It’s a dream shared by many and just the thought of living and working on Bali can get most anyone excited. But, the reality is that this dream is extremely difficult to materialize.
Jobs for foreigners on Bali are very hard to find…legal jobs that is, and the penalty if caught illegally working on Bali is severe…up to 5 years in prison, up to a US $50,000 fine, and permanent deportation.
The laws and regulations in Indonesia regarding the employment of foreign workers are based on the government’s commitment to preserve jobs for Indonesian citizens. Before a job is filled by a foreign worker it is required by the employer to satisfy the Manpower Development office that a qualified Indonesian candidate for that job cannot be found.
Because of the way in which employment laws are regulated here, it most often is the illegal employee who suffers the consequences of being caught working without the proper work permit as issued by the Manpower Development office and the proper KITAS visa, or temporary residence visa as issued by immigration. With that alone in mind, beware of ANY job offers which do not make it clear that your employer will obtain the necessary KITAS visa and work permit for you. Without these documents you are not legally working, and you are subject to the penalties mentioned earlier.

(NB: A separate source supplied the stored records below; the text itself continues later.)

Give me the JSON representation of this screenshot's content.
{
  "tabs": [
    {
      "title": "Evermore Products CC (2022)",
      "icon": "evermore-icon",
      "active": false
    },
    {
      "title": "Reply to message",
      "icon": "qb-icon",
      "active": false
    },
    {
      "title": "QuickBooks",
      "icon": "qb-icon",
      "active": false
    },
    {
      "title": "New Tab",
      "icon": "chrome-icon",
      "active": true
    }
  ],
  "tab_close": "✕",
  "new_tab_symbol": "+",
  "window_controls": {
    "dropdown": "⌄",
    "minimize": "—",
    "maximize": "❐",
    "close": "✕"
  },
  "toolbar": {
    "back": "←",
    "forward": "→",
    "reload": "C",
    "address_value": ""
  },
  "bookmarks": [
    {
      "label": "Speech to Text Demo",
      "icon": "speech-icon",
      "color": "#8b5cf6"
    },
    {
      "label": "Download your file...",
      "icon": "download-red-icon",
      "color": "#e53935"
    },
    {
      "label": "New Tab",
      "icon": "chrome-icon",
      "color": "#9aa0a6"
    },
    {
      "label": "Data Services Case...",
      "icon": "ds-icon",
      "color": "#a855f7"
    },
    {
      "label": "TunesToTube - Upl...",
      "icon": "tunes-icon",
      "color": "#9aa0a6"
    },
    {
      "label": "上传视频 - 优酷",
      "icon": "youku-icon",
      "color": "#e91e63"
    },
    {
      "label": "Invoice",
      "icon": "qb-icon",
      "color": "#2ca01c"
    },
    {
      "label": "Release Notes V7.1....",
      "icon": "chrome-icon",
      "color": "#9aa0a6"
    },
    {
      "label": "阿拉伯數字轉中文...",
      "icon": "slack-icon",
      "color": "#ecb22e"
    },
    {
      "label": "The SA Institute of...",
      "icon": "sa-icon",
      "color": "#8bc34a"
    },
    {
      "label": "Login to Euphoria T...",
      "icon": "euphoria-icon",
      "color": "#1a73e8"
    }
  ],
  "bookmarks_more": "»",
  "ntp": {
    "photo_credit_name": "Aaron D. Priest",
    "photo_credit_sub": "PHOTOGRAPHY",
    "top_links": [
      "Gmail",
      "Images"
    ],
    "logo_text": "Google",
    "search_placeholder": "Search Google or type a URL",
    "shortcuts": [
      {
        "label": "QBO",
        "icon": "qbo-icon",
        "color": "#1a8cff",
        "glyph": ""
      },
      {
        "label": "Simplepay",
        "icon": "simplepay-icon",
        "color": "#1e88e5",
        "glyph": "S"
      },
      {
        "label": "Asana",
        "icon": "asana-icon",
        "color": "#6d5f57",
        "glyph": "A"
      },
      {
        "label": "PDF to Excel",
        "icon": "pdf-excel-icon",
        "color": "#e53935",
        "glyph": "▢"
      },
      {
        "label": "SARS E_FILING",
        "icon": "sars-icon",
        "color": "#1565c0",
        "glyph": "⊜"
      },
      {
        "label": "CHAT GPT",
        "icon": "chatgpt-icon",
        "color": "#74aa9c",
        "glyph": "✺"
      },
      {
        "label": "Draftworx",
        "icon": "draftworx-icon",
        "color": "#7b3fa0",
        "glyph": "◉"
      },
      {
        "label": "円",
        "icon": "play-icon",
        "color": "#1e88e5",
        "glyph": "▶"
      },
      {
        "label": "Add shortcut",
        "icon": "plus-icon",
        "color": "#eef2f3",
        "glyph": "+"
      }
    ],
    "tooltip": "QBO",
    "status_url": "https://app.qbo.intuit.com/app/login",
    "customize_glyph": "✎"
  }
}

You should also be aware that free lance working, consulting, running an internet based business or any sort of work activity under any sort of limited stay (tourist) visa is also strictly prohibited. Any activity here which generates payment of funds to you while in Indonesia is considered work activity, and you must have a work permit to conduct such activity.
Back in “the good old days” and as any long time seasoned expat such as myself can tell you, things were not as strict as they are today. Just last year there were some Protected content deported from Bali (after fines and some jail time) for illegal work activity. That’s more than all the 15 prior years combined.
Raids on places of employment where expats are often found to be employed such as restaurants, bars, hotels, spas, schools, tourist attractions, shops, etc. are now commonplace and regularly conducted by immigration authorities.
With the election of President Jokowi last July, there have been a lot of changes with the Ministers of various government agencies and the new Minister of Manpower Development is committed to see that all foreigners working in Indonesia have a good proficiency in Bahasa Indonesia. While the details on this are still being worked out, (see the thread under “Town Talk”), anyone considering a job in Indonesia…even if the plan is to work in your own business…should be preparing themselves for the possibility that this new regulation may in fact become implemented.
While I am not suggesting to anyone that they give up their dream of living and working on Bali, it is essential to be aware of difficult road you will encounter in realizing that dream.